Every morning, without fail, 88-year-old John Hollis gets up before dawn to make a large fruit cake.

And every week since 2001, whatever the weather, he has driven toSouthendUniversityHospitalto present grateful staff with six of the past week's masterpieces.

John, from Shoebury, is a past patient having suffered four heart attacks and undergone a triple by-pass. But, although he has now been discharged from the hospital, he still makes his weekly trip, armed with bags of cakes.

He says: "They are not doctors and nurses now - they are friends."

John honed his culinary skills when his wife Edna had a stroke 18 years ago and could no longer do the cooking.
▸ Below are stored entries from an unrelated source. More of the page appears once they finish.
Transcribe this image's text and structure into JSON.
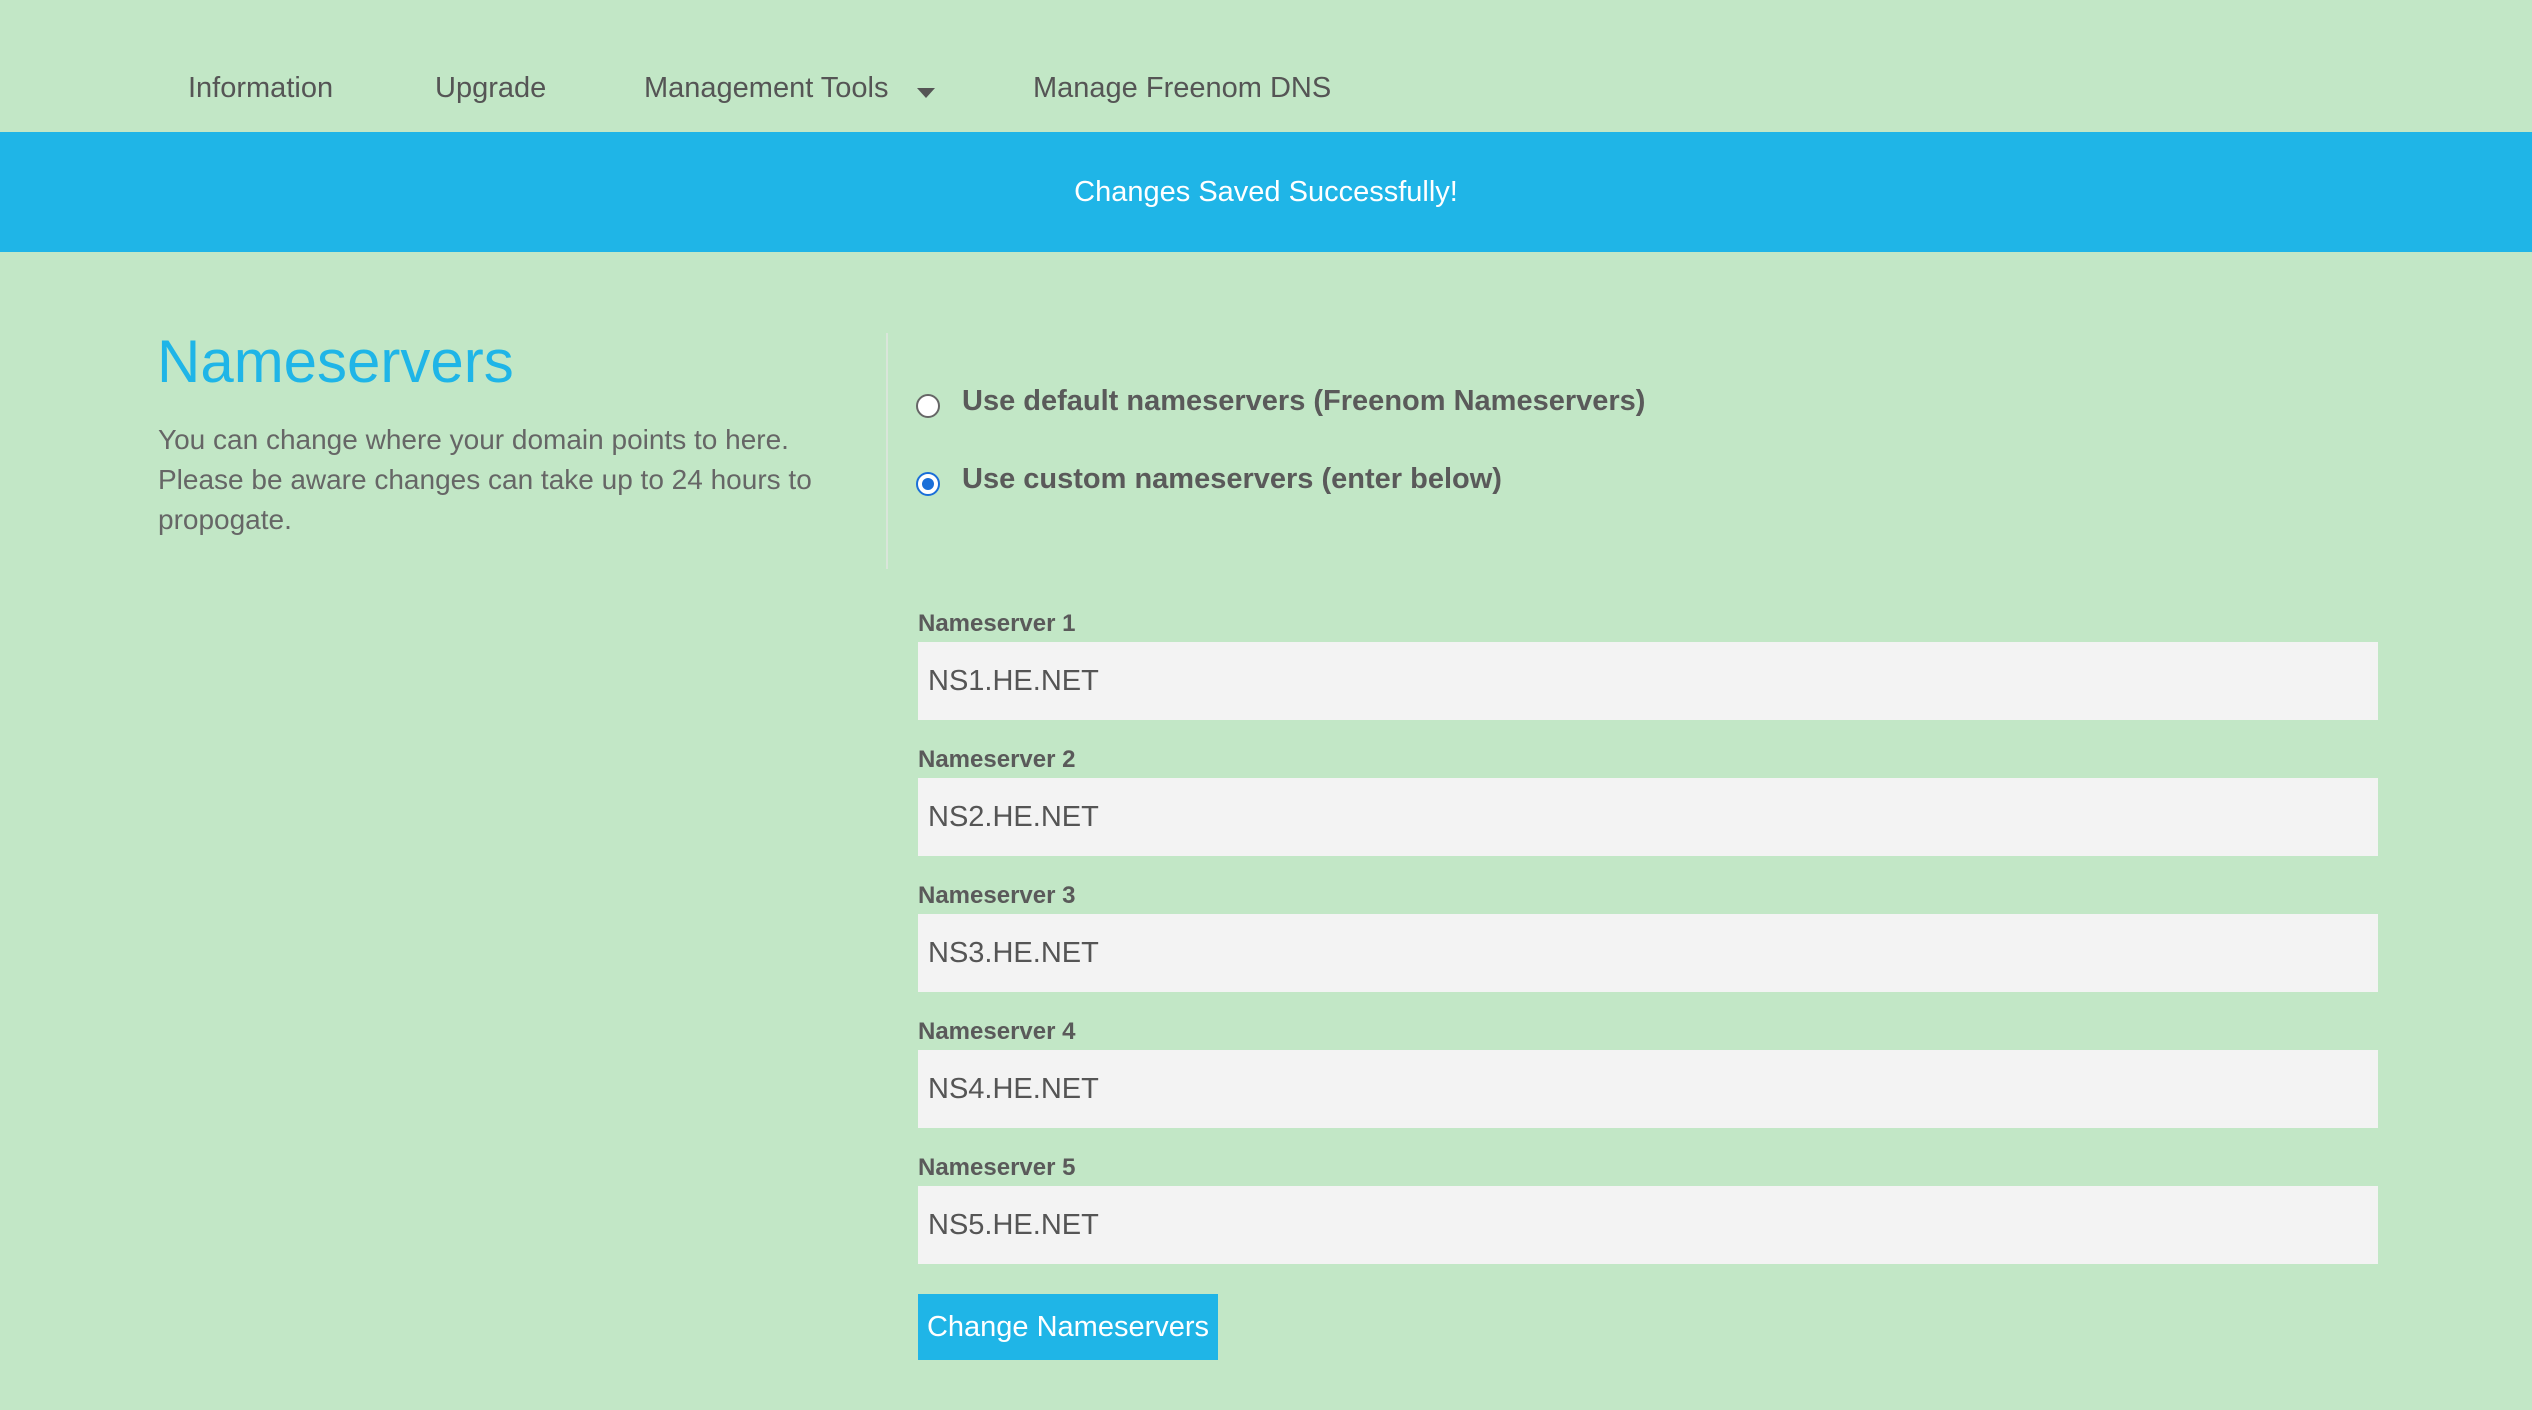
{
  "nav": {
    "items": [
      {
        "label": "Information"
      },
      {
        "label": "Upgrade"
      },
      {
        "label": "Management Tools"
      },
      {
        "label": "Manage Freenom DNS"
      }
    ]
  },
  "banner": {
    "message": "Changes Saved Successfully!"
  },
  "section": {
    "title": "Nameservers",
    "description": "You can change where your domain points to here. Please be aware changes can take up to 24 hours to propogate."
  },
  "options": {
    "default_label": "Use default nameservers (Freenom Nameservers)",
    "custom_label": "Use custom nameservers (enter below)",
    "selected": "custom"
  },
  "nameservers": [
    {
      "label": "Nameserver 1",
      "value": "NS1.HE.NET"
    },
    {
      "label": "Nameserver 2",
      "value": "NS2.HE.NET"
    },
    {
      "label": "Nameserver 3",
      "value": "NS3.HE.NET"
    },
    {
      "label": "Nameserver 4",
      "value": "NS4.HE.NET"
    },
    {
      "label": "Nameserver 5",
      "value": "NS5.HE.NET"
    }
  ],
  "submit": {
    "label": "Change Nameservers"
  },
  "colors": {
    "background": "#c2e7c6",
    "accent": "#1fb5e7",
    "radio_selected": "#1a6fd8"
  }
}
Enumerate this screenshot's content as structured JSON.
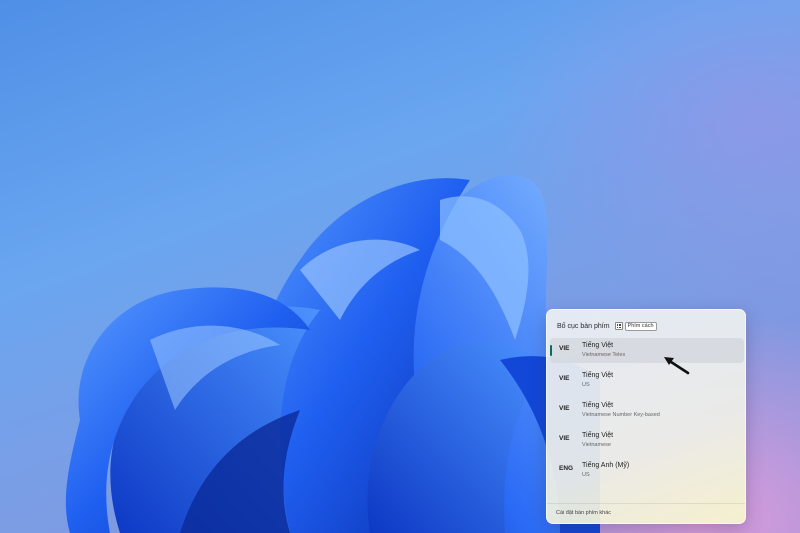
{
  "flyout": {
    "title": "Bố cục bàn phím",
    "hotkey_icon": "windows-key-icon",
    "hotkey_label": "Phím cách",
    "items": [
      {
        "code": "VIE",
        "name": "Tiếng Việt",
        "layout": "Vietnamese Telex",
        "selected": true
      },
      {
        "code": "VIE",
        "name": "Tiếng Việt",
        "layout": "US",
        "selected": false
      },
      {
        "code": "VIE",
        "name": "Tiếng Việt",
        "layout": "Vietnamese Number Key-based",
        "selected": false
      },
      {
        "code": "VIE",
        "name": "Tiếng Việt",
        "layout": "Vietnamese",
        "selected": false
      },
      {
        "code": "ENG",
        "name": "Tiếng Anh (Mỹ)",
        "layout": "US",
        "selected": false
      }
    ],
    "footer_link": "Cài đặt bàn phím khác"
  },
  "colors": {
    "selection_indicator": "#0b6b5a",
    "bloom_blue": "#1f5ff0",
    "annotation_arrow": "#111111"
  },
  "annotation": {
    "icon": "arrow-pointer-icon"
  }
}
Sadly, she died in 2000 after 55 years of marriage. He started with sponge cakes for his 13 grandchildren and 19 'adopted' grandchildren (those of his neighbours).

The retired Post Office transport worker always starts his day between 3.30am and 4.30am, setting to work immediately on the baking. He says: "I can't vacuum at that time as it would be too noisy, so the first thing I do is make a cake. I don't use a mixer, just a spoon."

Once the cake is safely in the oven, he has a well-earned cup of tea.

John's weekly shopping list includes 12 to 13 bags of dried fruit, 30 eggs, two bags of flour and eight packs of margarine. He bulk buys sugar.

He distributes his cakes to different departments including the heart and chest clinic, cardiac and medical day-stay, rehab gym and Gordon Hopkins ward where he was previously a patient.

John says: "The staff are all so friendly - although I don't stop because I can see they are busy. I just drop the cakes in."

Nikki Baines, principal physiologist at the hospital, said: "He is known by us all as 'the cake man'. We really enjoy our cake and want to say a big 'thank you' to John for spoiling us for so many years. We really do appreciate his generosity."